お店に戻ってからその工程を見せていただきました。
※写真は一部画像処理をしてあります
まずは版下を作ります。写真は1990年代(郵便番号が3桁であることから1998年2月1日以前か)に写植機を使って印字し、台紙に貼って版下としたものです。
角印のように所定の大きさの正方形に文字を変形させながらきっちり収めることや、指定した太さで任意の半径の円や楕円を描くことは高性能機でないとできません。角印に必要な篆書体は、写植ではモリサワ書体にしかありません(中印篆)。印章店がモリサワの最高機種を必要としていた理由が見えてきました。
版下を作成したら、それを元に製版カメラで製版フィルムを作ります。
本体下にある黒い原稿台に版下を置き、ライトで照らして、本体上部に製版フィルムをセットし、暗室内で感光させ、現像します。
※写真は一部画像処理をしてあります
そうすると、製版フィルムに白黒反転した文字などが写ります。(※写真は写植時代のものではなくデジタル移行後のもの)
出来たフィルムを版材に密着させ……
この装置を使用します。
フィルムを上、版材を下にして重ねて紫外線を当てると、フィルムの透明な部分(文字)を紫外線が透過し、版材に当たります。版材は紫外線が当たった部分が硬くなります。
この版材をブラシの付いた台を使ってお湯で洗うと……
紫外線が当たった部分だけが残り、それ以外は洗い流され、凸版(文字の部分が凸になっている)が出来ます。
次は、プレス機を使います。
黄色い樹脂板は母型(ゴム印の型)を作る材料です。先程作った凸版の凸部が黄色い樹脂板に当たるように密着させ、プレス機で150℃の高温と圧力をかけます。
母型(文字の部分が凹になっている)が出来ました。
母型の上にゴム片を乗せてプレスすると、ゴム印の印面が出来上がります。これを台木(手で持つ部分)に貼り付けて完成です。
●なぜ最高性能の写植機が必要だったのか
このようにゴム印は、版下→フィルム製版→凸版→母型→印面 と何度も反転を繰り返すという多くの工程を経て作られているのです。ゴムの印面を直接焼き切って彫るレーザー彫刻もあるそうですが、耐久性があまりないため、旧来からのこの方法で作るのが大半とのことでした。
いずれにせよ、ゴム印の製作は手作業による長年の熟練の技の結晶で、文字組はその仕上がりを左右する重要な初めの一歩だということが分かりました。ゴム印は小さな面積の中に必要な文字を詰め込みます。精密なレイアウトと文字の配置が求められるため、それを実現できる機材が必要なのです。かつてそれを担っていたのが、高性能な写植機だったのです。

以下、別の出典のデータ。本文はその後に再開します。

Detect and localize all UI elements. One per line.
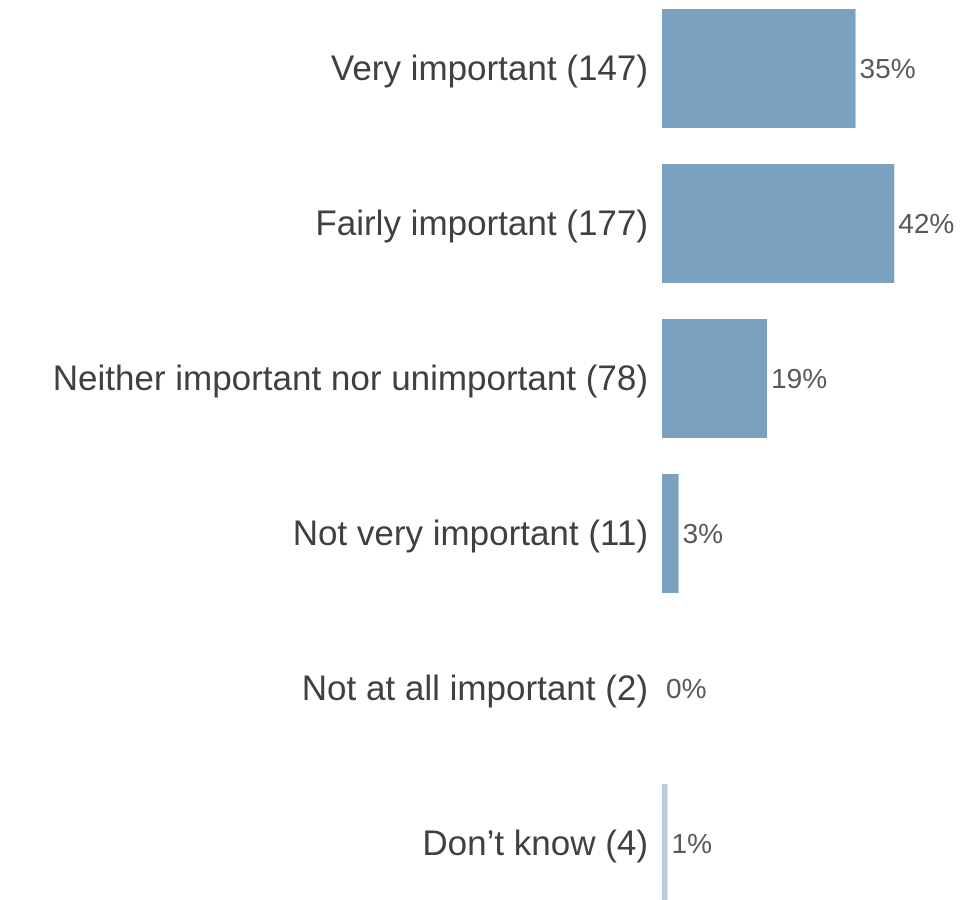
value-label-1: 42% bbox=[898, 208, 954, 239]
bar-3 bbox=[662, 474, 679, 593]
value-label-5: 1% bbox=[672, 828, 712, 859]
category-label-3: Not very important (11) bbox=[293, 514, 648, 553]
category-label-1: Fairly important (177) bbox=[315, 204, 648, 243]
value-label-2: 19% bbox=[771, 363, 827, 394]
bar-2 bbox=[662, 319, 768, 438]
bar-1 bbox=[662, 164, 895, 283]
bar-5 bbox=[662, 784, 668, 900]
value-label-3: 3% bbox=[683, 518, 723, 549]
value-label-4: 0% bbox=[666, 673, 706, 704]
category-label-4: Not at all important (2) bbox=[302, 669, 648, 708]
category-label-0: Very important (147) bbox=[331, 49, 648, 88]
category-labels-group: Very important (147) Fairly important (17… bbox=[53, 49, 648, 863]
value-labels-group: 35% 42% 19% 3% 0% 1% bbox=[666, 53, 954, 859]
bars-group bbox=[662, 9, 895, 900]
value-label-0: 35% bbox=[860, 53, 916, 84]
category-label-2: Neither important nor unimportant (78) bbox=[53, 359, 648, 398]
bar-0 bbox=[662, 9, 856, 128]
category-label-5: Don’t know (4) bbox=[422, 824, 648, 863]
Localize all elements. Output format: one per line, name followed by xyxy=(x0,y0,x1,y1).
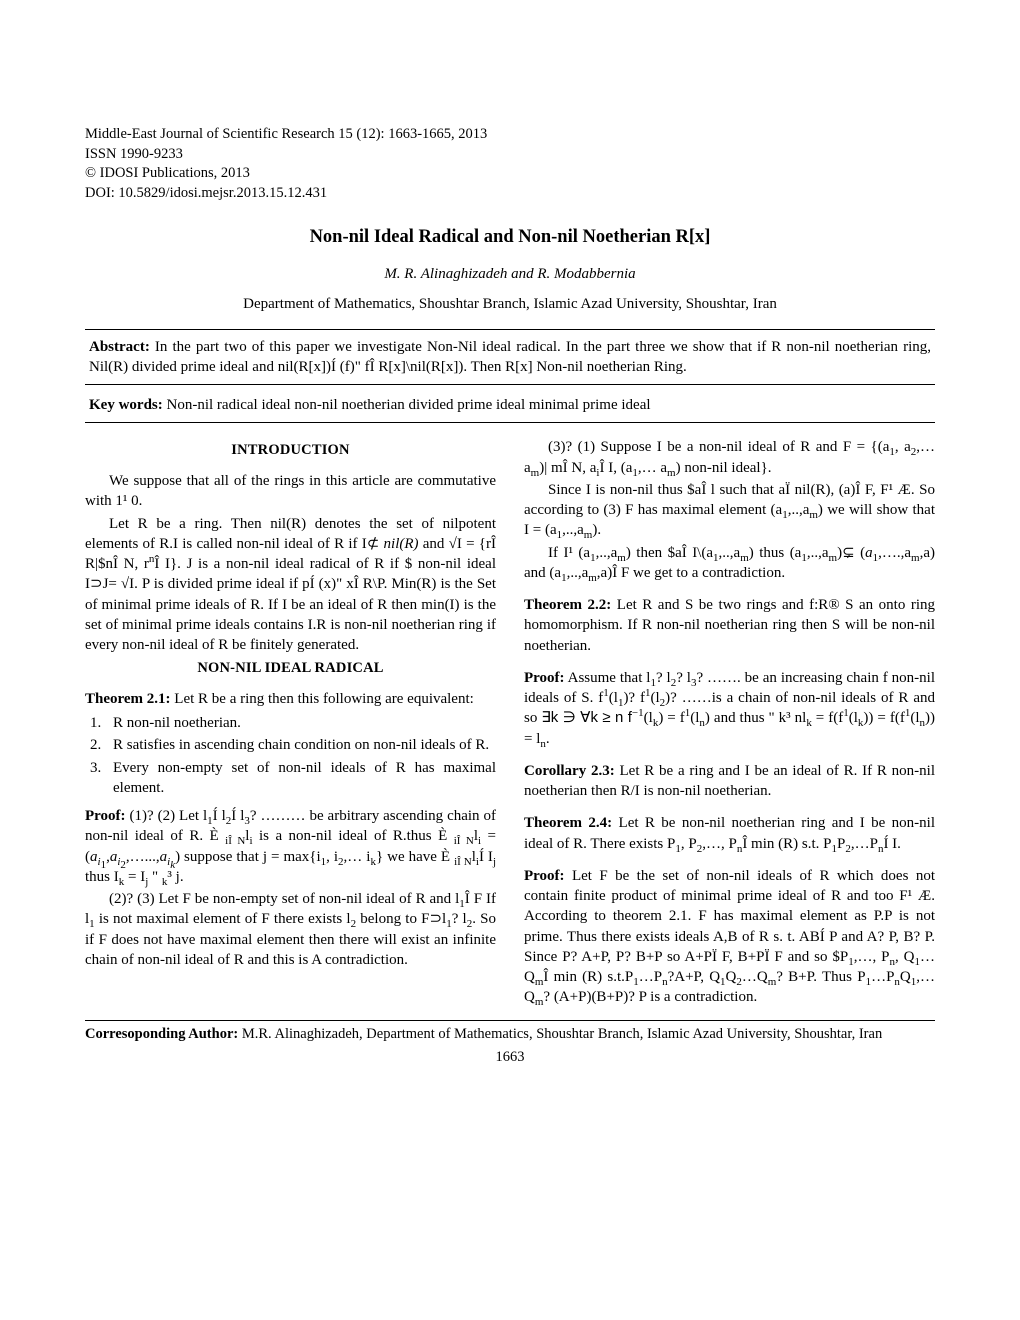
keywords-box: Key words: Non-nil radical ideal non-nil… xyxy=(85,393,935,423)
journal-line-1: Middle-East Journal of Scientific Resear… xyxy=(85,125,935,145)
theorem-2-4: Theorem 2.4: Let R be non-nil noetherian… xyxy=(524,813,935,854)
two-columns: INTRODUCTION We suppose that all of the … xyxy=(85,437,935,1009)
thm21-item-2: R satisfies in ascending chain condition… xyxy=(105,735,496,755)
abstract-box: Abstract: In the part two of this paper … xyxy=(85,329,935,386)
proof-label: Proof: xyxy=(85,808,126,824)
proof-3-1-a: (3)? (1) Suppose I be a non-nil ideal of… xyxy=(524,437,935,478)
proof-3-1-c: If I¹ (a1,..,am) then $aÎ I\(a1,..,am) t… xyxy=(524,543,935,584)
right-column: (3)? (1) Suppose I be a non-nil ideal of… xyxy=(524,437,935,1009)
proof-2-2: Proof: Assume that l1? l2? l3? ……. be an… xyxy=(524,668,935,749)
page: Middle-East Journal of Scientific Resear… xyxy=(0,0,1020,1320)
page-number: 1663 xyxy=(85,1048,935,1068)
proof-1-2: Proof: (1)? (2) Let l1Í l2Í l3? ……… be a… xyxy=(85,806,496,887)
intro-p1: We suppose that all of the rings in this… xyxy=(85,471,496,512)
proof-2-3: (2)? (3) Let F be non-empty set of non-n… xyxy=(85,889,496,970)
journal-line-2: ISSN 1990-9233 xyxy=(85,145,935,165)
intro-p2: Let R be a ring. Then nil(R) denotes the… xyxy=(85,514,496,656)
thm21-item-1: R non-nil noetherian. xyxy=(105,713,496,733)
theorem-2-1-label: Theorem 2.1: xyxy=(85,691,171,707)
paper-title: Non-nil Ideal Radical and Non-nil Noethe… xyxy=(85,225,935,250)
theorem-2-4-label: Theorem 2.4: xyxy=(524,815,612,831)
corresponding-author-text: M.R. Alinaghizadeh, Department of Mathem… xyxy=(238,1026,882,1042)
theorem-2-2-label: Theorem 2.2: xyxy=(524,597,611,613)
left-column: INTRODUCTION We suppose that all of the … xyxy=(85,437,496,1009)
abstract-text: In the part two of this paper we investi… xyxy=(89,339,931,375)
section-nonnil-radical: NON-NIL IDEAL RADICAL xyxy=(85,659,496,679)
journal-line-3: © IDOSI Publications, 2013 xyxy=(85,164,935,184)
authors: M. R. Alinaghizadeh and R. Modabbernia xyxy=(85,264,935,284)
corresponding-author-label: Corresoponding Author: xyxy=(85,1026,238,1042)
thm21-item-3: Every non-empty set of non-nil ideals of… xyxy=(105,758,496,799)
keywords-label: Key words: xyxy=(89,397,163,413)
proof-2-4-label: Proof: xyxy=(524,868,565,884)
proof-2-4: Proof: Let F be the set of non-nil ideal… xyxy=(524,866,935,1008)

写植機の引き出しから、日付印などでよく見られる円と楕円のレイアウトが出てきました。円の中心を基準に、H数が細かく書き込まれていました。これを基に写植機で線を描画させ、画面を見ながら円組機能を使って文字を円に沿って印字していったものと思われます。先述のように、円や楕円の罫線や円組は限られた高性能な写植機でないとできません。モリサワの最高機種がここにいた理由がはっきりと分かり、とても納得しました。
●ROBOとの別れの時
→ROBO 15XY III 電源を切る(10秒、9.9MB)
ROBOの電源スイッチを切ると、「ピッ」と短く鳴り、ファンの音が小さくなっていきました。二度と電源を入れられることはないだろう、哀れな写植機。その最後の稼働をまた見届けることになりました。好きなものなのに、一番見たくない筈の最期の場面をこの20年余りで何十回も見てきました。私は何と業が深いのでしょうか。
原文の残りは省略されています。